Debt Collection Rule and Call Limits—A Second Look
The Consumer Financial Protection Bureau’s (CFPB) debt collection rule issued in 2020, which amended Regulation F, is now in effect. The NAFCU compliance team has blogged about it a couple of times. In 2019 we blogged about the call limits in the proposed rule. After the first part of the rule was finalized in October 2020, the team blogged about some general principles running through the first final rule and what constitutes a communication and a limited-content message under the rule. And in December 2020, the compliance team blogged about the second part of the debt collection rule finalized by the CFPB, including the treatment of deceased consumers, the requirements related to time-barred debt and passive collections, and the requirements related to validation notices. Today’s blog is going to return to the call limits in section 1006.14 of Regulation F.

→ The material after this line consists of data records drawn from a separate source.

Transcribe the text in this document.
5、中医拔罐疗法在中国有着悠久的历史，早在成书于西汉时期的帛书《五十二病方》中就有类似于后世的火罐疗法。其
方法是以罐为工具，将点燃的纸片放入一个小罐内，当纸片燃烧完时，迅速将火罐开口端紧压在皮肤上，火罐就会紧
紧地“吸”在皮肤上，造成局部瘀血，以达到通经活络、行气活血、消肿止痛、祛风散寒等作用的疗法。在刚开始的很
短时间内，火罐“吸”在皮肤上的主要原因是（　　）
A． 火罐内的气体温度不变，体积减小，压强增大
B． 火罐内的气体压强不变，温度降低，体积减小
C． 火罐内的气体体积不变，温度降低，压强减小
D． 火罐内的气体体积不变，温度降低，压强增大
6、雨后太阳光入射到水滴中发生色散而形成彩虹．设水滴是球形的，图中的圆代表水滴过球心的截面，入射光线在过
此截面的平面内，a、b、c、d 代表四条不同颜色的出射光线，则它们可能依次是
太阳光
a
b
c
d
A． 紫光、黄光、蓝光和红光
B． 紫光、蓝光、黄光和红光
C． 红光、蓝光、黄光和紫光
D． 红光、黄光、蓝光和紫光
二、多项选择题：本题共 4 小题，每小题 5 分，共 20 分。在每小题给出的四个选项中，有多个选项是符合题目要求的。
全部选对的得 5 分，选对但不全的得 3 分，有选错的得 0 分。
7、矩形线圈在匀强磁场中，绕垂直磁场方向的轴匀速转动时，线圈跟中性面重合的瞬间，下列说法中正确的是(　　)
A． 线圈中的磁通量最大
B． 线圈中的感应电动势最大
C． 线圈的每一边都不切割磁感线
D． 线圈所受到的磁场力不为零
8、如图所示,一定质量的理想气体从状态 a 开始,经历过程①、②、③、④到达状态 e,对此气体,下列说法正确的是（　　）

Section 806 of the Fair Debt Collection Practices Act (FDCPA) prohibits debt collectors from “engag[ing] in any conduct the natural consequence of which is to harass, oppress, or abuse any person in connection with the collection of a debt.” Section 1006.14 of Regulation F provides debt collectors with guidance about what may constitute conduct that violates section 806 of the FDCPA. Section 1006.14(b)(1) sets forth the general rule that “[i]n connection with the collection of a debt, a debt collector must not place telephone calls or engage any person in telephone conversation repeatedly or continuously with intent to annoy, abuse, or harass any person at the called number.”
The call limits described in sections 1006.14(b)(2)(i)(A) and (B) provide a presumption of compliance that a debt collector does not violate the general prohibition in section 1006.14(b)(1). This means that a debt collector is presumed not to have violated the general prohibition if the debt collector has not called a person in connection with the collection of a debt: (1) more than seven times in a period of seven consecutive days, or (2) within seven days after speaking on the phone with someone about a debt.
But what if a debt collector wants or needs to make additional calls beyond what are permitted by the limits in sections 1006.14(b)(2)(i)(A) and (B)? Section 1006.14(b)(3) explains that there are three types of calls that do not count toward those limits. A call that is never connected does not count toward the limit. The commentary suggests that a busy signal or a message that a number is no longer in service is an unconnected call, but a call that is dropped after it is picked up counts toward the limits. Calls to the following persons also do not count toward the limits:
- “The consumer’s attorney;”
- “A consumer reporting agency, if otherwise permitted by law;”
- “The creditor;”
- “The creditor’s attorney; or”
- “The debt collector’s attorney.”
The third type of call that does not count toward the frequency limits are those that are made within seven consecutive days after receiving a person’s prior consent to be called. The commentary provides a couple of examples of how this exclusion works. What is clear from these examples is that the exact words used by a person to provide prior consent and the timing of calls can really affect whether the prior consent exclusion is applicable. Debt collectors, therefore, may need to be mindful of what the called person is actually consenting to and when the consent is obtained in order to document the applicability of this particular exclusion.
As explained in the compliance team’s earlier blogs about the rule, the debt collection rule generally applies to third-party debt collectors rather than credit unions collecting their own debts. Credit unions, however, may need to understand how Regulation F works to satisfy its third-party monitoring obligations if it uses third-party debt collectors or if state law requires creditors to comply with the FDCPA.